Dividend reinvestment plans (DRIPs) automatically reinvest cash dividends in the stock.
Describe a dividend reinvestment plan
In some instances, a company may offer its shareholders an alternative option to receiving cash dividends. The shareholder chooses to not receive dividends directly as cash; instead, the shareholder's dividends are directly reinvested in the underlying equity. This is called a dividend reinvestment program or dividend reinvestment plan (DRIP).
The purpose of the DRIP is to allow the shareholder to immediately reinvest his or her dividends in the company. Should the shareholder choose to do this on his or her own, s/he would have to wait until enough cash accumulates to buy a whole number of shares and s/he would also incur brokerage fees.

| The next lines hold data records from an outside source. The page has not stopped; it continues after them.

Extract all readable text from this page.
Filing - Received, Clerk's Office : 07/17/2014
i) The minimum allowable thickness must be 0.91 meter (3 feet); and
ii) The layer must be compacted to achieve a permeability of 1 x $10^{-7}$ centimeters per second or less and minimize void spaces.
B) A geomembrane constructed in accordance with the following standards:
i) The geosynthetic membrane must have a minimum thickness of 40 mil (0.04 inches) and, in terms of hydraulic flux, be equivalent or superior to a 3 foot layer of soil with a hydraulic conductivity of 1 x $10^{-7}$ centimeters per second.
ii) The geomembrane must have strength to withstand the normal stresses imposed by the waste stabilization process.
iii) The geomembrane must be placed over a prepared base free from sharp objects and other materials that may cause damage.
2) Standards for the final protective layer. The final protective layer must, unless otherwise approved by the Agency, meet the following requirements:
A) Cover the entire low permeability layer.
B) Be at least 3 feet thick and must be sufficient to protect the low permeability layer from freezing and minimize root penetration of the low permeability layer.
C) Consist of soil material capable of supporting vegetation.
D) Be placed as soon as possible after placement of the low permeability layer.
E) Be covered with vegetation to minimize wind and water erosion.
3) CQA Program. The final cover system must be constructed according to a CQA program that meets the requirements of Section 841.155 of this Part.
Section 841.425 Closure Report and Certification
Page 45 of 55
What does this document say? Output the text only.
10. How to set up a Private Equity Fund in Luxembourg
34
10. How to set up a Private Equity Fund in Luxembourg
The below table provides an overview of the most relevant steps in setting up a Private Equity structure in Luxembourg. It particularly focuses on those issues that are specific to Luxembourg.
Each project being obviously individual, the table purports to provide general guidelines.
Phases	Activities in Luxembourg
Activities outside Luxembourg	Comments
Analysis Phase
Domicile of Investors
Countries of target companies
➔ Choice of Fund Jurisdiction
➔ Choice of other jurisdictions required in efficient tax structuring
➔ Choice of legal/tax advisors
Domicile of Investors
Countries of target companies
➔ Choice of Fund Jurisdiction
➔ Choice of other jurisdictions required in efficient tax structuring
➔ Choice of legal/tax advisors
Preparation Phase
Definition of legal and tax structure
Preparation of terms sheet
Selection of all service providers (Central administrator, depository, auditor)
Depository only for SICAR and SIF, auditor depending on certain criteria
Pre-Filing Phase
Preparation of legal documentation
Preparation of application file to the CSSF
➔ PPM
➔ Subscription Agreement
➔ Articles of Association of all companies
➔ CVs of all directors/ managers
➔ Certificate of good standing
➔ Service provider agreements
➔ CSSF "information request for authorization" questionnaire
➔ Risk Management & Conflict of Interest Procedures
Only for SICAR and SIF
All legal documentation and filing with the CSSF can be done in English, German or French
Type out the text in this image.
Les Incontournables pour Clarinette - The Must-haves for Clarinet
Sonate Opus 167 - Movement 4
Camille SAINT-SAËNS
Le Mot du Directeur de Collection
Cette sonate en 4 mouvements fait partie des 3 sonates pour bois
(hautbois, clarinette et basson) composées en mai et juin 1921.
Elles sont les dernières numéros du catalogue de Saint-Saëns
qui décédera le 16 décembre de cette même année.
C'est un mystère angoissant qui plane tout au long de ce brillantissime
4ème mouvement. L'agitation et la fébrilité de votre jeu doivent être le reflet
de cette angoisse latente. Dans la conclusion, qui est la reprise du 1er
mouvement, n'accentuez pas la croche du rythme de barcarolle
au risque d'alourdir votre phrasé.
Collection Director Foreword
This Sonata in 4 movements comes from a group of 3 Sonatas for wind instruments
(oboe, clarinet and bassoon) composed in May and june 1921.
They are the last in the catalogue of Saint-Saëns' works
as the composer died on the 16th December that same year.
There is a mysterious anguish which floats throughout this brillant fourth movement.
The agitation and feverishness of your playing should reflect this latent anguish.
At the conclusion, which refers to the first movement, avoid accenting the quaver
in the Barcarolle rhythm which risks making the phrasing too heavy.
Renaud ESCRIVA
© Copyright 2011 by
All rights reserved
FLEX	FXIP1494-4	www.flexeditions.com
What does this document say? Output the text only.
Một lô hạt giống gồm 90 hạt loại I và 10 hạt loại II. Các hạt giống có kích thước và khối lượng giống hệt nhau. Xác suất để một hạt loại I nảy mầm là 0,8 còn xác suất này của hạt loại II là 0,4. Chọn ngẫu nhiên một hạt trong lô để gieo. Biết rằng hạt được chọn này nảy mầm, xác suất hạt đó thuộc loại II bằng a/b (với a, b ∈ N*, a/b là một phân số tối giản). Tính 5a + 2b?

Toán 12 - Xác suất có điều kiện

Participating in a DRIP, however, does not mean that the reinvestment of the dividends is free for the shareholder. Some DRIPs are free of charge for participants, while others do charge fees and/or proportional commissions.
DRIPs have become popular means of investment for a wide variety of investors as DRIPs enable them to take advantage of dollar-cost averaging with income in the form of corporate dividends that the company is paying out. Not only is the investor guaranteed the return of whatever the dividend yield is, but s/he may also earn whatever the stock appreciates to during his or her time of ownership. However, s/he is also subject to whatever the stock may decline to, as well.
There is an advantage to the the company managing the DRIP, too. DRIPS inherently encourage long-term investment in the shares, which helps to mitigate some of the volatility associated with active-trading. DRIPs help to stabilize the stock price.
The name "DRIP" is generally associated with programs run by the dividend-paying company. However, some brokerage firms also offer similar plans where shareholders can choose to have their cash dividends reinvested in stocks for little or no cost. This is called a synthetic DRIP.
Stock dividends are when a company gives each shareholder additional stock in lieu of a cash dividend.
Create a journal entry to record a stock dividend and a stock split
In lieu of cash, a company may choose to pay its dividend in the form of stock. Instead of each shareholder receiving, say $2 for each share, they may receive an additional share. A stock dividend (also known as a scrip dividend) can be the economic equivalent of a stock split.
When a stock dividend is paid, no shareholder actually increases the values of his or her assets. The total number of shares outstanding increases in proportion to the change in the number of shares held by each shareholder. If a 5% stock dividend is paid, the total number of shares outstanding increases by 5%, and each shareholder will receive 5 additional shares for each 100 held. As a result, each shareholder has the same ownership stake as before the stock dividend.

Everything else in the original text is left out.